Ungrouping multiple columns

#1

Dear knime users,

I have a hierarchical organized list, I like to create a workfow which allows me to switch between the hierarchical levels. The grouping works fine to me, but not the ungrouping.

Example:
ID1___ID2___ID3___ID4…
G1____M1___a_____Z
G1____M1___a_____Y
G1____M1___b_____X
G1____M2___b_____X

GroupBy ID2 - for Aggregation “Concatenate” and “;” as delimiter.
This yields:
ID1_________ID2___ID3____ID4
G1;G1;G1____M1___a;a;b__Z;Y;X

Alternatively I used the GroupBy with “Unique concatenate”, this yields
ID1___ID2___ID3____ID4
G1____M1___a;b____Z;Y;X

I guess with the “Unique concatenate” information for the ungrouping gets lost?

However, now I want to reverse the workfow to yield the initial format.
Since the ungrouping has to be done with many columns, the “Cell Splitter” “Ungroup” approach did not work for me.

Any suggestions?

Kind regards

Kiro

0 Likes

#2

Hi there Kiro,

Instead of Concatenate you can use List Aggregation and then you can use Ungroup node to revert to your original data format. If you need to use Concatenate then you will have to use Cell Splitter node for each column on which you performed Concatenate aggregation to create list column. After that you can use use Ungroup node.

Yes.

Try it out and if any question feel free to ask.

Br,
Ivan

1 Like

#3

Hi @ipazin,
thank you, that helped me!
Unfortunately, it causes trouble at later parts of the workflow - output to Excel.
The workflow I have at the moment is:

The output of the grouped list (middle excel sheet) now contains only the Group column (defined in the GroupBy Node).
Approaches to change the list format to string like "Split Collection Column” - “Column combiner” as described here:


do not work for me since I have many columns and I do not want to have additional columns.
Also, I want the data aggregated like in the list format, so that I can reverse the workflow (also when data are exported, altered and imported back to knime) but now I need a way to export the data. :wink:

So in summary; “concatanate” (GroupBy) works for me to reduce the list, but than reversing the workflow does not work and “List” (GroupBy) allows me to reverse the workflow but than I can not export the aggregated list.

Any ideas?

Kind regards and thanks a lot!

Kiro

0 Likes

#4

Hi there Kiro,

not quite sure I understand what you are trying to accomplish but why not separating Middle and Last Excel sheet branches? Add another GroupBy node that would go from File Reader to Reference Column Resorter (Node 1067). And also if result of GroupBy and Ungroup nodes yield same data as File Reader do yuo need them?

Br,
Ivan

0 Likes

#5

Hi @ipazin,

yes, sounds weird what I try to accomplish :wink:
The point is, that I have an software output (File reader) which I like to condense to make it more useful and human readable for using the data outside the software e.g. in an excel sheet.
However, if someone adds data into specific columns into the excel sheet, these additional data should be easily transferable back to the software, therefore I need a workflow which is reversable (like list aggregation via GroupBy) but also can be exported.
Hope it makes sense now :grimacing:

Kind regards and thank you for your support!

Kiro

0 Likes

#6

Hi there Kiro,

sry for delay on this topic. It got buried away :slight_smile:

Anyways have you managed to have some progress with it? To be honest still doesn’t make sense too me but that doesn’t mean it makes no sense for you to do it :smiley:

Can you try with some numbers like input data, output data, and what happens if something is added to Excel Sheet. That might help me understand and thus help.

Br,
Ivan

0 Likes

#7

Hey @ipazin,

thank you for remembering!
I had a solution, but I was not happy with it. Upon your request I started to re-think it and I found a solution, I can live with. But not sure if is the optimal or most elegant solution.

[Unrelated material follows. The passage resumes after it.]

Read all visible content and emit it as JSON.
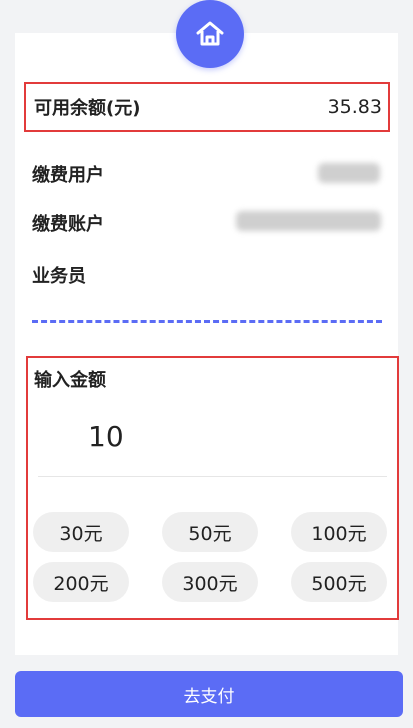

So here again my problem and how I solved it:
Maybe this time I will be able to explain what I am doing ;))

The Original List (Table 1) contains several levels of hierarchy (in the example H1-H3),
Each level contains several Values or Identifier Columns (in the example ID1-ID3).
The first level, H1, contains a very rough grouping, the second level, H2, is interesting for
the human user, the third level, H3, is important for the software.

Software output (Table 1)

Reduction of the software output to the second hierarchic level (Table 2)

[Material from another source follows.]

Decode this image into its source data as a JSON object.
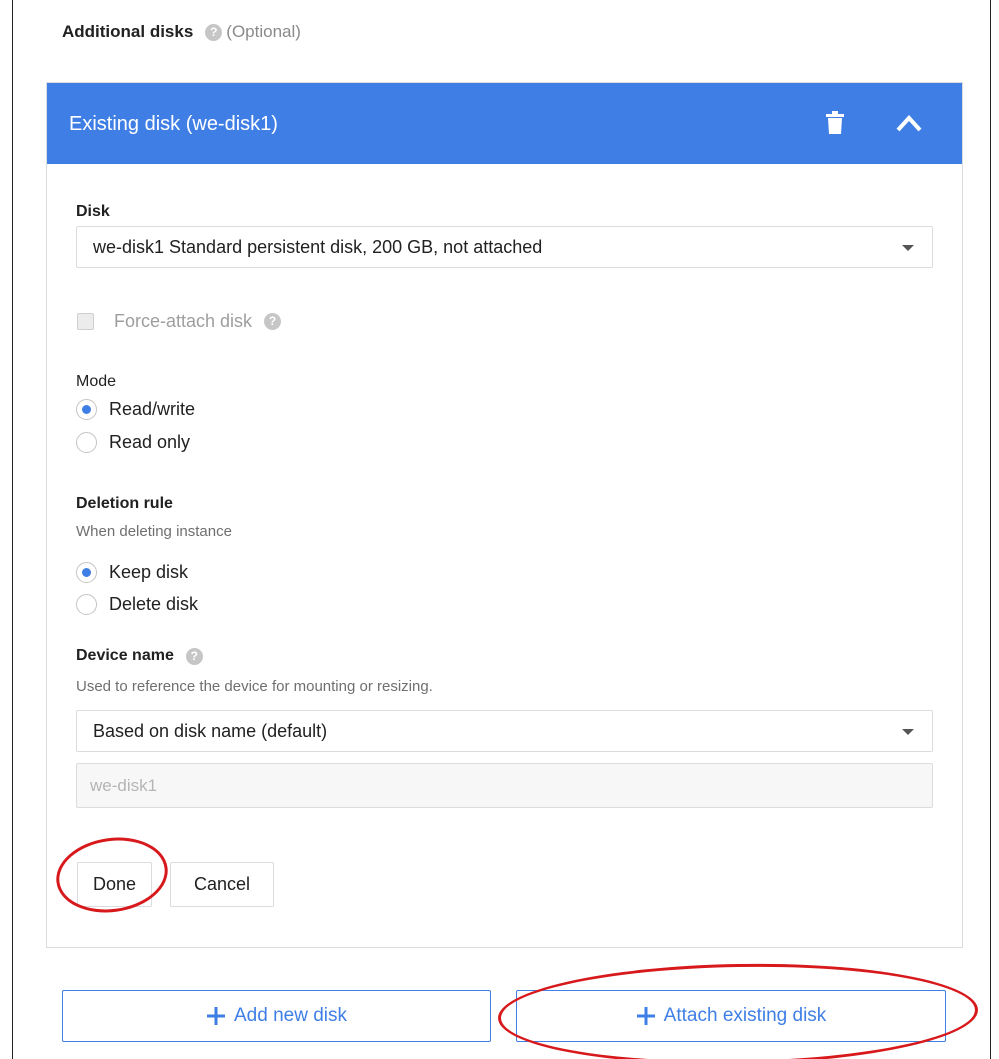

This is the desired „human readable“ Output. Unfortunately the columns aggregated via GroupBy – List can not be exported.
However, since the H3 is not so important for the „human readable“ reference table, it is acceptable to not have the data from H3.
So this is the output I get, when I export Table 2 to excel:

Table 3
grafik

This Output might be manually edited e.g. replacing B to J in the “H2_ID2” column.
However, it seems as long as one column e.g. H2_ID1 remains unaltered, this output can be combined with Table 1 with the joiner node. By selecting in the joiner node which column shall be used from which source (all “List Columns” from Table 1, all other columns from Table 3), the new List is equal to Table 1 besides the manual edit and can be imported back to the software.

Kind regards

Kiro

0 Likes

#8

Hi Kiro,

tnx for detailed explanation. Think I got it and seems to me you did manage it well :wink:

What I can add is that you can take a look (if you haven’t already) at the reporting tool integrated within KNIME called BIRT. Maybe there you will find more possibilities if needed for these kind of reports.

Br,
Ivan

1 Like

#9

Hi @ipazin,

thank you for supervising it!

And thanks for the link, looks really cool!

Kind regards

Kiro

1 Like